In  the 2000s, “art music” still meant something fairly specific: experimental sound, cassette culture, DIY labels, and the blurred space where visual art and audio overlapped. It was handmade, local, and often defiantly analogue.

By 2026, that world has expanded into a hybrid ecosystem. Artists now work across sound, image, code and performance, using laptops, phones, modular rigs and AI tools. Distribution is instant, audiences are global, and the old boundaries between “music” and “art” have largely dissolved.

Art Music as Practice

Art music in 2026 is not just a genre; it is a way of working. Sound is treated as material: sculpted, layered, processed and placed in context. Gallery installations, online projects, AI-assisted composition and hybrid exhibitions all sit under the same umbrella.

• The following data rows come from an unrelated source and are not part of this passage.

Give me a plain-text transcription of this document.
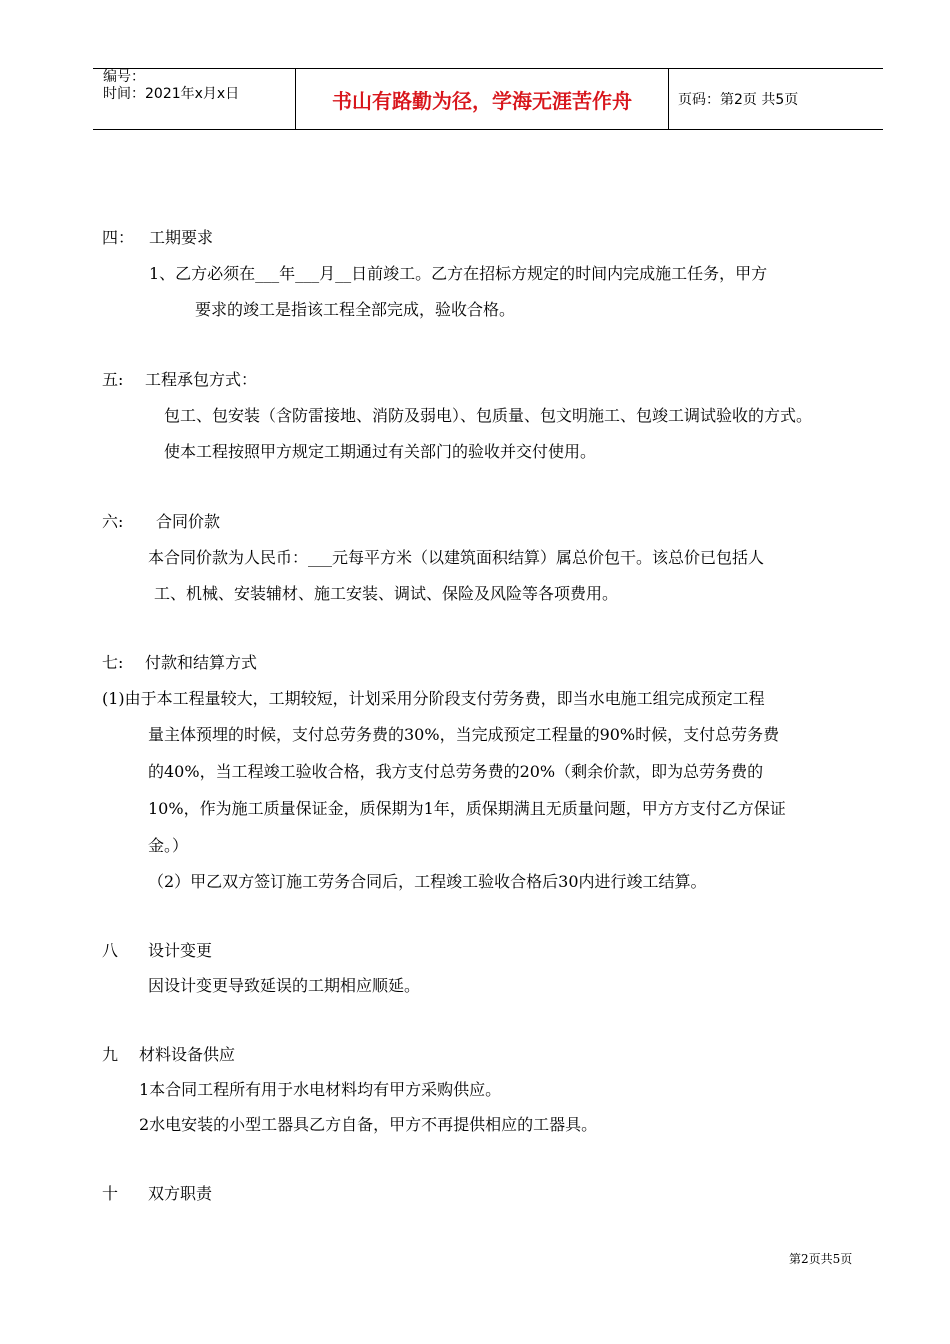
编号：
时间：2021年x月x日	书山有路勤为径，学海无涯苦作舟	页码：第2页 共5页
四： 工期要求
1、乙方必须在___年___月__日前竣工。乙方在招标方规定的时间内完成施工任务，甲方
要求的竣工是指该工程全部完成，验收合格。
五: 工程承包方式：
包工、包安装（含防雷接地、消防及弱电）、包质量、包文明施工、包竣工调试验收的方式。
使本工程按照甲方规定工期通过有关部门的验收并交付使用。
六: 合同价款
本合同价款为人民币：___元每平方米（以建筑面积结算）属总价包干。该总价已包括人
工、机械、安装辅材、施工安装、调试、保险及风险等各项费用。
七: 付款和结算方式
(1)由于本工程量较大，工期较短，计划采用分阶段支付劳务费，即当水电施工组完成预定工程
量主体预埋的时候，支付总劳务费的30%，当完成预定工程量的90%时候，支付总劳务费
的40%，当工程竣工验收合格，我方支付总劳务费的20%（剩余价款，即为总劳务费的
10%，作为施工质量保证金，质保期为1年，质保期满且无质量问题，甲方方支付乙方保证
金。）
（2）甲乙双方签订施工劳务合同后，工程竣工验收合格后30内进行竣工结算。
八 设计变更
因设计变更导致延误的工期相应顺延。
九 材料设备供应
1本合同工程所有用于水电材料均有甲方采购供应。
2水电安装的小型工器具乙方自备，甲方不再提供相应的工器具。
十 双方职责
第2页共5页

Visual artists release sound pieces, musicians exhibit installations, and coders compose. The emphasis is on experimentation, process and a refusal to be flattened into predictable, algorithmic patterns.

This Window: A Long-Term Thread

Here is a video featuring a track call ‘Tanks Le Lot’ which appears in the ‘Extraction’ remix on the album ‘Cassette Culture'. The images are of the exhibition of Peter Bright’s  work in the 150 building at West Buckland School during June 2011. Now available as a download: Extraction

Projects like This Window form an important thread through this history. Beginning in the cassette era and continuing into the digital present, This Window shows how a consistent, independent voice can move across formats and platforms while keeping its core ethos intact.

The combination of sound, image and long-term practice offers something increasingly rare in 2026: continuity, depth and a human perspective in a culture that is often driven by speed and automation.

Where Art Music Stands Today

Art music today is a living, evolving system. It belongs to artists who treat sound as sculpture, musicians who think visually, and long-running projects that carry the memory of DIY culture into the present. The tools have changed, but the underlying impulse remains the same: to explore, experiment and create work that sits slightly outside the mainstream, in its own space.